Тот, кто оседлал ветер - страница 31
Но самый большой шок я испытал, когда на второй день своего пребывания в этом странном месте я смог не только встать на ноги, но и ходить по своему жилищу. Смог дойти до входа в него, и оперся рукой на стенку. Да только стенка поддалась, повернулась наружу, и я от неожиданности вывалился из жилища. Первую минуту я не мог открыть глаз от яркого света, потом, когда глаза слегка привыкли, и я смог посмотреть вокруг, я сразу пожалел, что открыл глаза – так странно и страшно все выглядело. Во-первых, не было никакой белесой дымки, и мой взгляд сразу потерялся – можно было смотреть так далеко, что у меня закружилась голова. Во вторых, все вокруг было таких невероятных форм и цветов, что показалось мне кошмаром. Так меня и нашла Мария, лежащим на поверхности, закрывающим голову руками. Она помогла мне вернуться в жилище, успокоила, дала воды. Странно, но когда я успокоился и смог опять думать, то вспоминал увиденное уже не с ужасом, а с интересом. Я понял, что хочу посмотреть еще, и вышел снова, с Марией, заботливо поддерживающей меня под руку, и уже не упал, но смотрел смотрел, смотрел…
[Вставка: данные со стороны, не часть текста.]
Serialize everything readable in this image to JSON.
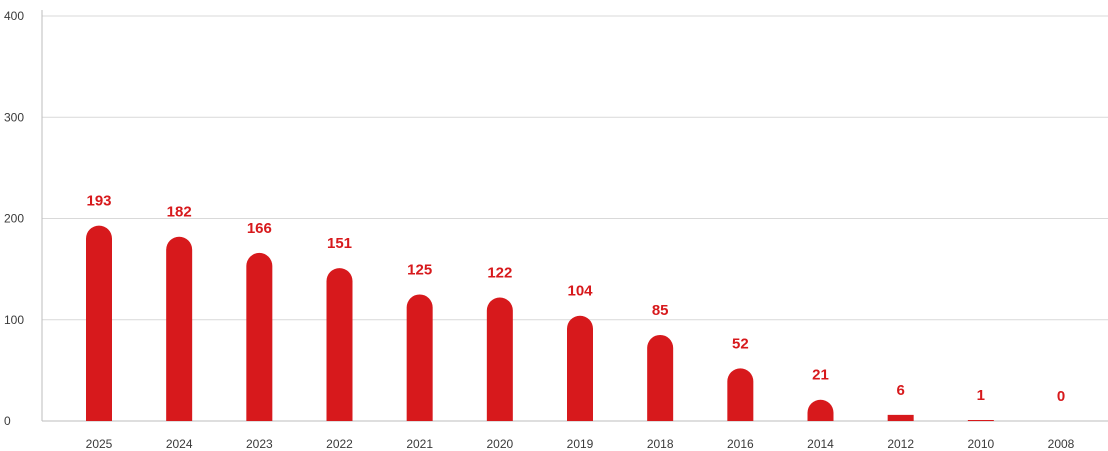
{
  "chart_data": {
    "type": "bar",
    "title": "",
    "xlabel": "",
    "ylabel": "",
    "categories": [
      "2025",
      "2024",
      "2023",
      "2022",
      "2021",
      "2020",
      "2019",
      "2018",
      "2016",
      "2014",
      "2012",
      "2010",
      "2008"
    ],
    "values": [
      193,
      182,
      166,
      151,
      125,
      122,
      104,
      85,
      52,
      21,
      6,
      1,
      0
    ],
    "ylim": [
      0,
      400
    ],
    "yticks": [
      0,
      100,
      200,
      300,
      400
    ],
    "grid": true,
    "legend": "none",
    "bar_color": "#d7191c",
    "label_color": "#d7191c"
  }
}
Сложнее всего оказалось привыкнуть к тому, что Мария называла "одеждой". Я получил две "одежды" – странно связанные пленки для ног, которые назывались "штаны", и пленку для тела, которая называлась "рубаха". Пленки эти, кстати, Мария называла "тканью". У Марии было куда больше одежды, ну она и намного старше меня, и жилище тоже ее. Одежда мне не понравилась совершенно, но Мария отказывалась меня видеть и выпускать из жилища без нее. Приходилось терпеть на себе эти штаны и рубаху… Хотя бы рубаху можно было в доме снимать. Штаны снимать разрешалось только когда я шел спать, и это невероятно неприятное ощущение трения на ногах меня мучило и сковывало мои движения весь день.
Что мне сразу очень понравилось тут, так это еда, и разная вода. Нет, я с трудом мог привыкнуть есть из их странных плетенок, которые назывались то ли "мисками", то ли "кружками", я так и не разобрался. Более того, Мария ела какими-то специальными кусочками дерева, как бы зачерпывая еду ими. Мне оставалось только смотреть на это, широко открыв глаза. Мне кажется, даже Мария смутилась своего поведения, и не спорила, когда я ел как все нормальные люди, руками. Еда была вкусной, еды было много, и что самое удивительное – она была разной. А еще была разная вода. Нет. обычная вода тоже была, но была еще и красная вода, которая мне понравилась с первого глотка. И еще другая вода, которую мне стого-настрого запретили пробовать. Все это было очень необычно, но – вкусно. Еда и вода поднимали мне настроение. А еще, как ни странно, мне поднимали настроение наши уроки с Марией.
Их, конечно, было не сравнить с нашими уроками с отцом… Как он удивился бы, узнав, насколько он оказался прав. Я научился не плакать, думая о тех, кто остался там, на Вильме, и об отце, которого больше нет. И если наши занятия с Марией напоминали мне отца, я лишь посильнее закусывал губу. Отец сказал мне не бояться, и еще он часто говорил, что надо задавать вопросы. И я твердо решил следовать его советам. Наши уроки с Марией складывались так – я поджидал, когда Мария устроится в своей части дома, и сядет на этот жуткий стул передохнуть. Я подходил, брал первый попавшийся предмет, и показывал ей, спрашивая "что это?". Она вроде бы сердито вздыхала, но на самом деле не сердилась. Мне кажется, ей нравились наши уроки. Она называла мне странное слово, и повторяла его. Порой я не мог запомнить сразу, но это случалось редко. Чаще всего слово каким-то образом запоминалось, укладывалось в мою голову. Я его произносил вслух, Мария порой смеялась, порой кивала головой с улыбкой, и мы начинали заново, с другим предметом.